ScienceSoft (3.9/5) scores higher overall, but "better" depends on your use case. ScienceSoft is better for manufacturing, healthcare, and oil & gas companies needing a long-established US-headquartered ML partner with Microsoft and AWS credentials. Softeq is better for enterprise companies with hardware, IoT, or embedded systems context needing ML integrated into connected platform programmes.
How do ScienceSoft and Softeq differ in pricing?
ScienceSoft uses fixed project, dedicated team, t&m pricing with a minimum engagement of $50K. Softeq uses fixed project, dedicated team, t&m pricing with a minimum engagement of $50K. Neither firm publishes a full rate card; a discovery call is required for project-specific quotes.
Which is better for enterprise: ScienceSoft or Softeq?
ScienceSoft is the larger team and typically the better enterprise-scale choice.
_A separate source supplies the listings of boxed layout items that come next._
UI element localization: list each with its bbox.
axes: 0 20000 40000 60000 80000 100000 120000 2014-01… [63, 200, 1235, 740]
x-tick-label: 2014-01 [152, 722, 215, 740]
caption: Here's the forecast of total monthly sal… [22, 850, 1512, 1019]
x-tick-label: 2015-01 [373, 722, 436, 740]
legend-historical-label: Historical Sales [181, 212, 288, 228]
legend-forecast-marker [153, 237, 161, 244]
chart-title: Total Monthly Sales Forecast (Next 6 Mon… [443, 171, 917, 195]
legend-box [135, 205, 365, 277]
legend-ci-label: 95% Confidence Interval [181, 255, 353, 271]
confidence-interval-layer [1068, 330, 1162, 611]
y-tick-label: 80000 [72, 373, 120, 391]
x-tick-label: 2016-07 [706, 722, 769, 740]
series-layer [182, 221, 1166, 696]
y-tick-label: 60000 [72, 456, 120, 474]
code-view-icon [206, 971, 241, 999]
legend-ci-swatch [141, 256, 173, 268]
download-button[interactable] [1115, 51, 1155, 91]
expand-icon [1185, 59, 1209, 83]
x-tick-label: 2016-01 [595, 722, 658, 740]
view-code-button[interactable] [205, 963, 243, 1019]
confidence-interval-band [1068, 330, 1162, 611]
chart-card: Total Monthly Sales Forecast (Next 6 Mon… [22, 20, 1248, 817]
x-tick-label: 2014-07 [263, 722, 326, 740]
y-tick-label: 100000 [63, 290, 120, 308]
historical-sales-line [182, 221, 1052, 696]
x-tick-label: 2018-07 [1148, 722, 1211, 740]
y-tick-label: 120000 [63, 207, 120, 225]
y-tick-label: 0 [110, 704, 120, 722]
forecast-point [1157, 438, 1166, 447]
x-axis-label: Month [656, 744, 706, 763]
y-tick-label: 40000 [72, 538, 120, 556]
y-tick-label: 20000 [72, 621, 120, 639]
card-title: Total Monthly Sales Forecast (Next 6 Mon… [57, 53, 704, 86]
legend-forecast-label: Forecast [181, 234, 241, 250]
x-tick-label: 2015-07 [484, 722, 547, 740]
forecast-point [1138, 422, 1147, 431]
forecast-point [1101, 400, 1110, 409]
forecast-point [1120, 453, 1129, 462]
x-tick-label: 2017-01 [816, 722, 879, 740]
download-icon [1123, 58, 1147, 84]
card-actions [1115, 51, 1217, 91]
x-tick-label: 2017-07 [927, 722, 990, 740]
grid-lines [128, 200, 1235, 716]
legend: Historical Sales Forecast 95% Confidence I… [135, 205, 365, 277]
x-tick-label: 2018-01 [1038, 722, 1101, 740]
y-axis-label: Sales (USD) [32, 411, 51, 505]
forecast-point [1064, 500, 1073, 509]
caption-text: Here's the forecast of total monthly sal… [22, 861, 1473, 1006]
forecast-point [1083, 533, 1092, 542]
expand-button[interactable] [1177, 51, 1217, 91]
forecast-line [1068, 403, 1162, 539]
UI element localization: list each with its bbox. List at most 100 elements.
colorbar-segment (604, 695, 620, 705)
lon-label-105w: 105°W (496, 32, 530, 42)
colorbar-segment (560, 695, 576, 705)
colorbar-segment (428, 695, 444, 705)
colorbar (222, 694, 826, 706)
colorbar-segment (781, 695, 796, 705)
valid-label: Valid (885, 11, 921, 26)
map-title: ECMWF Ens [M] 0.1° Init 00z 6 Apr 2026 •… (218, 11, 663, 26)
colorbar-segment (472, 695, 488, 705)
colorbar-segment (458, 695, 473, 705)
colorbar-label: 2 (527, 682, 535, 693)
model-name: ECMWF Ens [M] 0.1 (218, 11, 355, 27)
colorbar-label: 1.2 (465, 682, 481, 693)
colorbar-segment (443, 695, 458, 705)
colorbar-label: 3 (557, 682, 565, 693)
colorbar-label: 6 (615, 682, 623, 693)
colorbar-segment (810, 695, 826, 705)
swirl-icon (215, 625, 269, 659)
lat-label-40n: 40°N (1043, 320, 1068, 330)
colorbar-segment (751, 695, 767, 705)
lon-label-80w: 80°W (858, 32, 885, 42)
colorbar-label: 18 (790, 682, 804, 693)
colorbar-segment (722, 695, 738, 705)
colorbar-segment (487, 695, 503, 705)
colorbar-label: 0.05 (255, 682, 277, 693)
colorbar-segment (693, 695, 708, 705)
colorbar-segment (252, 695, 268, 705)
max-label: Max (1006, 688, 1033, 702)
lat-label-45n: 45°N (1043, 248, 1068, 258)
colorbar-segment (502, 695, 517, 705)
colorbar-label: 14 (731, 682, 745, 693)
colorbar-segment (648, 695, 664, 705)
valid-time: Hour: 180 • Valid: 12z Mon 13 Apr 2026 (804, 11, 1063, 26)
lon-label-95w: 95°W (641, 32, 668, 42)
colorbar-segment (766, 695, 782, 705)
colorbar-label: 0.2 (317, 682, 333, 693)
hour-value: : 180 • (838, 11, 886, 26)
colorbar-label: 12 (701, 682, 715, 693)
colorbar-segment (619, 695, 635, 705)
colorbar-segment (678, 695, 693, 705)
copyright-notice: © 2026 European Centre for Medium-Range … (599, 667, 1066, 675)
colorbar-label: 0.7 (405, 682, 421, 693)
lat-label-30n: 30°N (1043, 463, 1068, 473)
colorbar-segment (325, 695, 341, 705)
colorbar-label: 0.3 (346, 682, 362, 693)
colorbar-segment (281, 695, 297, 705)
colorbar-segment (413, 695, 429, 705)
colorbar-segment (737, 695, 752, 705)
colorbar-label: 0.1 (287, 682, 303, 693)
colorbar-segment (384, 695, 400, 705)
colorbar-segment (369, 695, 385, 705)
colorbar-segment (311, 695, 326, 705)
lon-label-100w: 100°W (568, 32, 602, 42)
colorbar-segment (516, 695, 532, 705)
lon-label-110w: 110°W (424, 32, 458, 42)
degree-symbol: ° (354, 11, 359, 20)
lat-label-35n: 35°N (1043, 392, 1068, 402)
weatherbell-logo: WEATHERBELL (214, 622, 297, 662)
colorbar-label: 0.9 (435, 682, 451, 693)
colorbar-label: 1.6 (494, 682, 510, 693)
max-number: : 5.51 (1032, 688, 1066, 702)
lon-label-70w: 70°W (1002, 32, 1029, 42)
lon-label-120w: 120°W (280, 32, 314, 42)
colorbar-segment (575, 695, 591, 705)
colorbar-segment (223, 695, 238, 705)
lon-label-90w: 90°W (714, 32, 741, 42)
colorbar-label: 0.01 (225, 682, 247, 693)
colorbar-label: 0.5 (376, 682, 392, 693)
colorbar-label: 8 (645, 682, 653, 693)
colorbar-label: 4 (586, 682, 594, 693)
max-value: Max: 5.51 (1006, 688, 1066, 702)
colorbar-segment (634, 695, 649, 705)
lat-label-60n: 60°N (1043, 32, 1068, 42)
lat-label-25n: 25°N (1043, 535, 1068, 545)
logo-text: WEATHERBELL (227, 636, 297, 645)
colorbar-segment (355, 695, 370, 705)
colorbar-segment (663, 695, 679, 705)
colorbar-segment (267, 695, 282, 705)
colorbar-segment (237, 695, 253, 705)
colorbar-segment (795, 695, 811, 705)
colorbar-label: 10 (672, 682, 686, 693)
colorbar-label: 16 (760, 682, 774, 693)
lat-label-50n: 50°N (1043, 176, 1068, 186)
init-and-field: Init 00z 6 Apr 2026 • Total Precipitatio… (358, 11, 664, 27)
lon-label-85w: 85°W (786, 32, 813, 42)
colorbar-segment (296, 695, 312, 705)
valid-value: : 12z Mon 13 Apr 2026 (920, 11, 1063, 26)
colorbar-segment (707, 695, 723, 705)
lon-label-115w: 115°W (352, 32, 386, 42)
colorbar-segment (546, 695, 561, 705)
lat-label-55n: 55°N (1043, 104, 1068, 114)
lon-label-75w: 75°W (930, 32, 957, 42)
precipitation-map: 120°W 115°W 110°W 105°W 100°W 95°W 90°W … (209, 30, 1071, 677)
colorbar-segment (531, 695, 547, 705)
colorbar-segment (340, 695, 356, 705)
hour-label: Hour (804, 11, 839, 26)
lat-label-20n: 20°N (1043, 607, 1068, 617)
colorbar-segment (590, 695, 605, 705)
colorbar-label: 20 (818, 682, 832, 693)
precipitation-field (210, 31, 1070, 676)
For very large programmes, verify team size and compliance coverage directly with each company before shortlisting.
What are the main differences between ScienceSoft and Softeq?
ScienceSoft's primary differentiator is: 35-year it firm with microsoft gold and aws partner certifications and documented vertical depth in manufacturing, healthcare, and oil & gas ml. Softeq's primary differentiator is: houston-based enterprise firm with unique strength in ml for iot and hardware-connected ai applications alongside microsoft and aws partnerships. They also differ in team size (700–1,000 vs 700–1,000), minimum engagement ($50K vs $50K), and primary industries served (Manufacturing, Healthcare vs Manufacturing, Healthcare).
Last reviewed: July 2026. Verify all details directly with each company before making a decision.